Wenn man als einziges Werkzeug nur einen Hammer hat, ist es sehr verlockend, alles als Nagel zu betrachten (Maslow & Society, 1966). Diese Tendenz Werkzeuge und Methoden allein aufgrund ihrer Verfügbarkeit auf jedes noch so unpassende Problem anzuwenden ist auch bekannt als das Law of Instrument oder auch als Maslows Hammer.

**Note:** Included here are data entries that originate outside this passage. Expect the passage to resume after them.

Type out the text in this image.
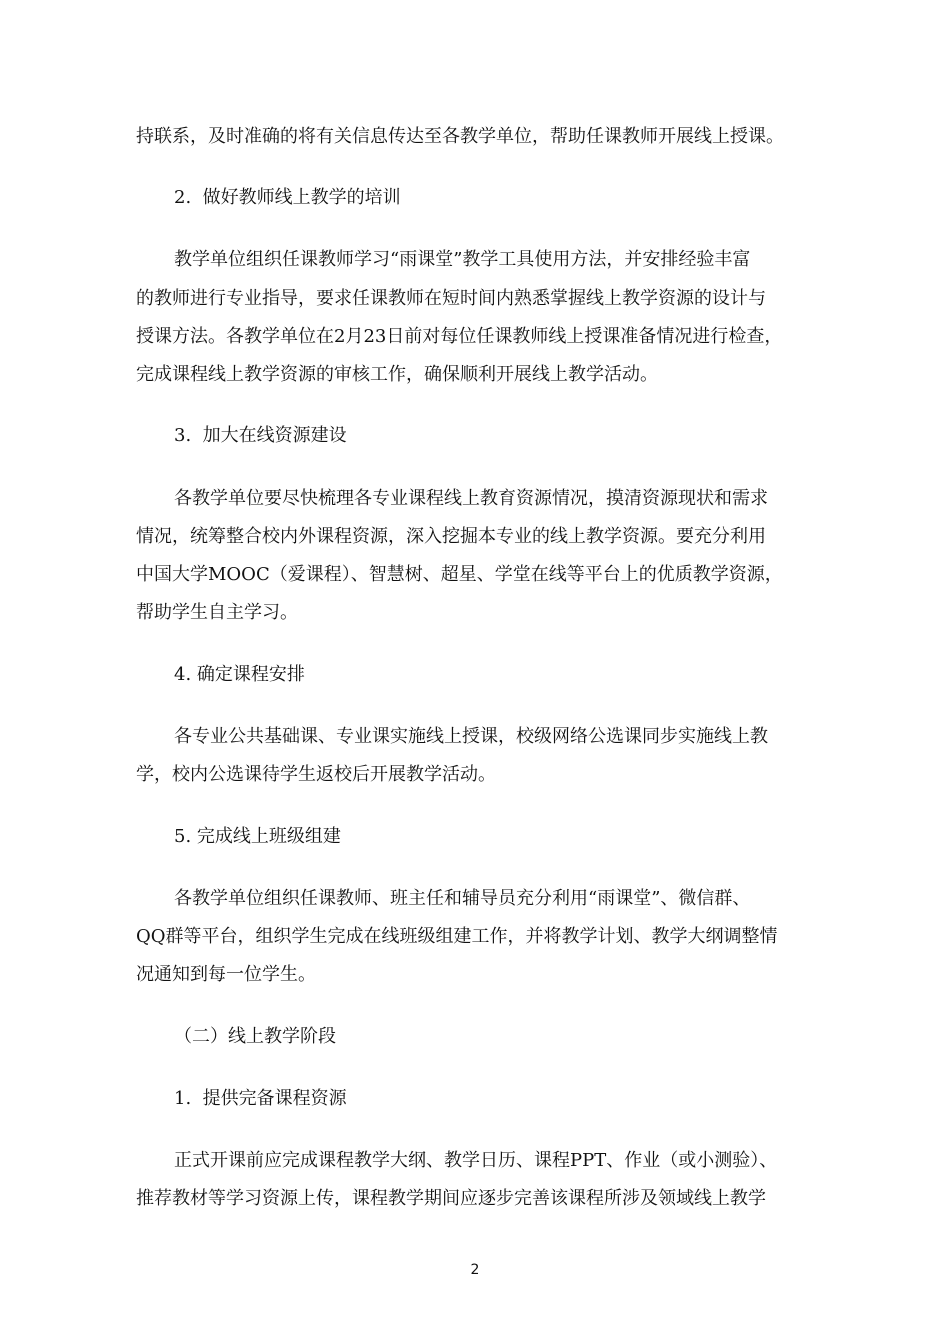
持联系，及时准确的将有关信息传达至各教学单位，帮助任课教师开展线上授课。

2.  做好教师线上教学的培训

教学单位组织任课教师学习“雨课堂”教学工具使用方法，并安排经验丰富

的教师进行专业指导，要求任课教师在短时间内熟悉掌握线上教学资源的设计与

授课方法。各教学单位在2月23日前对每位任课教师线上授课准备情况进行检查，

完成课程线上教学资源的审核工作，确保顺利开展线上教学活动。

3.  加大在线资源建设

各教学单位要尽快梳理各专业课程线上教育资源情况，摸清资源现状和需求

情况，统筹整合校内外课程资源，深入挖掘本专业的线上教学资源。要充分利用

中国大学MOOC（爱课程）、智慧树、超星、学堂在线等平台上的优质教学资源，

帮助学生自主学习。

4. 确定课程安排

各专业公共基础课、专业课实施线上授课，校级网络公选课同步实施线上教

学，校内公选课待学生返校后开展教学活动。

5. 完成线上班级组建

各教学单位组织任课教师、班主任和辅导员充分利用“雨课堂”、微信群、

QQ群等平台，组织学生完成在线班级组建工作，并将教学计划、教学大纲调整情

况通知到每一位学生。

（二）线上教学阶段

1.  提供完备课程资源

正式开课前应完成课程教学大纲、教学日历、课程PPT、作业（或小测验）、

推荐教材等学习资源上传，课程教学期间应逐步完善该课程所涉及领域线上教学

2
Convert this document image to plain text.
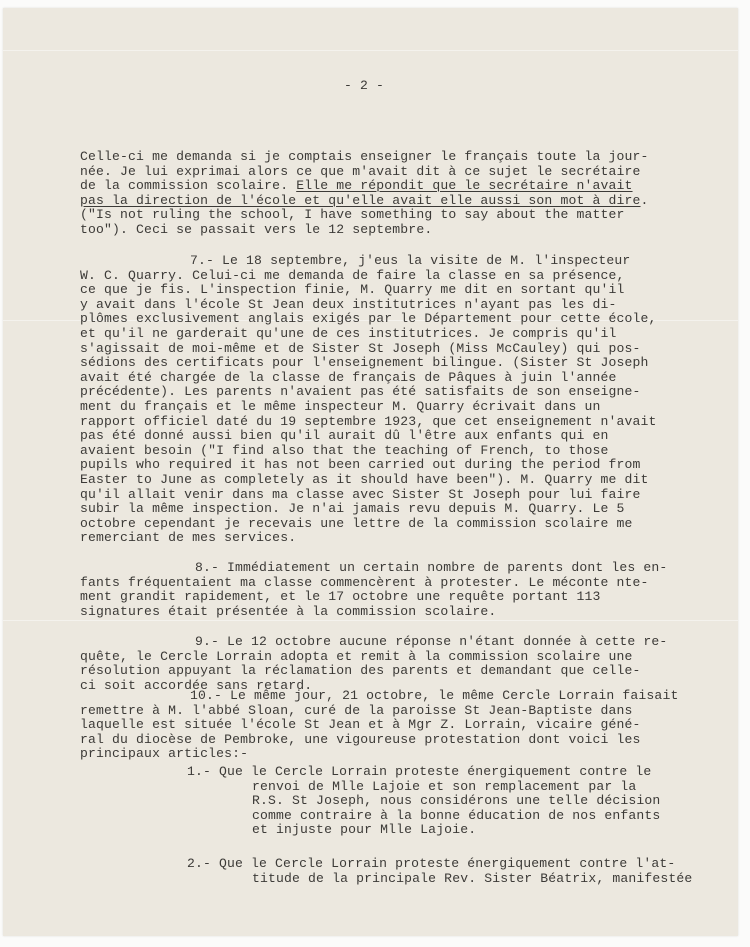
- 2 -
Celle-ci me demanda si je comptais enseigner le français toute la jour-
née. Je lui exprimai alors ce que m'avait dit à ce sujet le secrétaire
de la commission scolaire. Elle me répondit que le secrétaire n'avait
pas la direction de l'école et qu'elle avait elle aussi son mot à dire.
("Is not ruling the school, I have something to say about the matter
too"). Ceci se passait vers le 12 septembre.
7.- Le 18 septembre, j'eus la visite de M. l'inspecteur
W. C. Quarry. Celui-ci me demanda de faire la classe en sa présence,
ce que je fis. L'inspection finie, M. Quarry me dit en sortant qu'il
y avait dans l'école St Jean deux institutrices n'ayant pas les di-
plômes exclusivement anglais exigés par le Département pour cette école,
et qu'il ne garderait qu'une de ces institutrices. Je compris qu'il
s'agissait de moi-même et de Sister St Joseph (Miss McCauley) qui pos-
sédions des certificats pour l'enseignement bilingue. (Sister St Joseph
avait été chargée de la classe de français de Pâques à juin l'année
précédente). Les parents n'avaient pas été satisfaits de son enseigne-
ment du français et le même inspecteur M. Quarry écrivait dans un
rapport officiel daté du 19 septembre 1923, que cet enseignement n'avait
pas été donné aussi bien qu'il aurait dû l'être aux enfants qui en
avaient besoin ("I find also that the teaching of French, to those
pupils who required it has not been carried out during the period from
Easter to June as completely as it should have been"). M. Quarry me dit
qu'il allait venir dans ma classe avec Sister St Joseph pour lui faire
subir la même inspection. Je n'ai jamais revu depuis M. Quarry. Le 5
octobre cependant je recevais une lettre de la commission scolaire me
remerciant de mes services.
8.- Immédiatement un certain nombre de parents dont les en-
fants fréquentaient ma classe commencèrent à protester. Le méconte nte-
ment grandit rapidement, et le 17 octobre une requête portant 113
signatures était présentée à la commission scolaire.
9.- Le 12 octobre aucune réponse n'étant donnée à cette re-
quête, le Cercle Lorrain adopta et remit à la commission scolaire une
résolution appuyant la réclamation des parents et demandant que celle-
ci soit accordée sans retard.
10.- Le même jour, 21 octobre, le même Cercle Lorrain faisait
remettre à M. l'abbé Sloan, curé de la paroisse St Jean-Baptiste dans
laquelle est située l'école St Jean et à Mgr Z. Lorrain, vicaire géné-
ral du diocèse de Pembroke, une vigoureuse protestation dont voici les
principaux articles:-
1.- Que le Cercle Lorrain proteste énergiquement contre le
renvoi de Mlle Lajoie et son remplacement par la
R.S. St Joseph, nous considérons une telle décision
comme contraire à la bonne éducation de nos enfants
et injuste pour Mlle Lajoie.
2.- Que le Cercle Lorrain proteste énergiquement contre l'at-
titude de la principale Rev. Sister Béatrix, manifestée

Kombiniert mit der menschlichen Tendenz eigene Fähigkeiten gerade dann massiv zu überschätzen, wenn wir eigentlich nur ein erstes sehr grundlegendes Verständnis haben (Kruger & Dunning, 1999) erklärt sich damit so mancher Irrweg bei der einen oder anderen agilen Transformation wie Gremien die ihre Arbeit plötzlich in Sprints organisieren, obwohl sie weder ein Team sind noch an einem gemeinsamen Produkt arbeiten.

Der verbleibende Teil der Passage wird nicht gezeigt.